While I was worrying about hurting him, I never took a minute to think what was this going to cost me in the long run. When he ultimately left me, his brother was not worried about how I felt.
I kept listening to his family and the shadchan who had told me, “Don’t you want to get married? Close your eyes; all his faults will disappear once you are married.”
Looking back, I now realize that it is important to care for and support your partner emotionally, but it is not okay for them to hold suicide as a threat over you!
When Ariana Grande (the singer who released an album called, “Thank U, Next”) broke up with her fiancé, he tweeted that he was feeling suicidal. Ariana replied that she was outside his office, and would always be there for him if he wanted to talk. Her ex then proceeded to have her removed from the property. It was then that I realized that yes, I had given Mr. X a year and a half of my life, but it did not mean I had to give him the rest of my life. Whatever happened to him, I was no longer responsible.
Sometimes, when you are in a relationship for a long time, it can be scary to move on and acknowledge that the person you fell in love with isn’t really who you thought they were. The French have a term called, trompe l’oeil, meaning “trick of the eye”, and that is exactly what Mr. X and his family were—picture-perfect on the outside, but in reality, like a Monet painting—not as glamorous up close. The most important thing I have learned from this experience can be applied to both dating and life—all that glitters is not gold!
Yes, it would have been nice to finally “fit into” the Orthodox community, where you’re expected to be married and have kids by now. But it is way nicer to finally have my confidence back. A while back, Adina Miles/Sash (known as “Flatbush Girl”) shared something on her Instagram story that got me thinking. She talked about how Ariana Grande didn’t seem to take any responsibility for her relationships in “Thank U, Next”. While it is hard to admit, I was partially to blame for not leaving Mr. X when I said I would. I recently had someone give me the best dating advice I have ever gotten: “When you do the work to truly become the best version of yourself, that is when the true right partner will appear.”
Instead of listening to myself and the people who truly care about me—those who told me to get away and that this man would do nothing but ruin my life—I kept trying to help and fix him. He would tell me how his mother was not loving enough toward him, and all I wanted to do was give him my heart of gold to make up for his pain. Instead, I broke my own heart and had to spend months healing it. In the process of putting my heart back together, I heard something that I want to share with all of you: “I may be lonely, but I am not alone.”

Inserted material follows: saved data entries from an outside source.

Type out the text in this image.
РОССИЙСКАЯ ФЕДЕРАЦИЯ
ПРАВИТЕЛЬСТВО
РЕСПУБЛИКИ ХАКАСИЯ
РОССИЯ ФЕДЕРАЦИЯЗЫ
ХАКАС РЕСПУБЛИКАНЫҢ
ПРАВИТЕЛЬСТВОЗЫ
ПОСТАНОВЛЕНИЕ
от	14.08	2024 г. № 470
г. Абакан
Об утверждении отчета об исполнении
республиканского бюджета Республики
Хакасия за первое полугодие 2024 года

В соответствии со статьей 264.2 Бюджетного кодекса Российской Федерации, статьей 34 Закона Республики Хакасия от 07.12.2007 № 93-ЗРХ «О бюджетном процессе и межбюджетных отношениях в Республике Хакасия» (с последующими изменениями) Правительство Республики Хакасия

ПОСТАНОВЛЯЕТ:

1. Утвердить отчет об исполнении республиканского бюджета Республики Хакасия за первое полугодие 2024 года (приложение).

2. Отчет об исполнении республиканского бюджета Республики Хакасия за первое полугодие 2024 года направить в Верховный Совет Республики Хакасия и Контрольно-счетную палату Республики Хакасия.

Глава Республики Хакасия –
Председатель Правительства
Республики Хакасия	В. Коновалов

When Mr. X left for the second time, all I could think was, ‘Why, Hashem?!’ The first time, I understood, but why bring him back just to take him away again? I thought I would never be able to date again. A few months later, I went out with someone new, and I was shocked to see I actually liked him. No, we did not end up together, but I now realize the reason Hashem brought Mr. X back a second time is because I was refusing to listen to what He was trying to teach me the first time. I truly couldn’t see how bad he was for me.
About two weeks ago, a friend of mine got a video for a fundraiser and she forwarded it to me. Mr. X was in it, and he looked like he had aged 30 years and was depressed and anxious. For a moment, I felt bad for him, but then I took a step back and realized—I am no longer his keeper.
Mr. X and I had met a week before Pesach two years ago. This Pesach, I may be single, but better single than sorry. I am finally saying Dayeinu—I have had enough. I am no longer his keeper.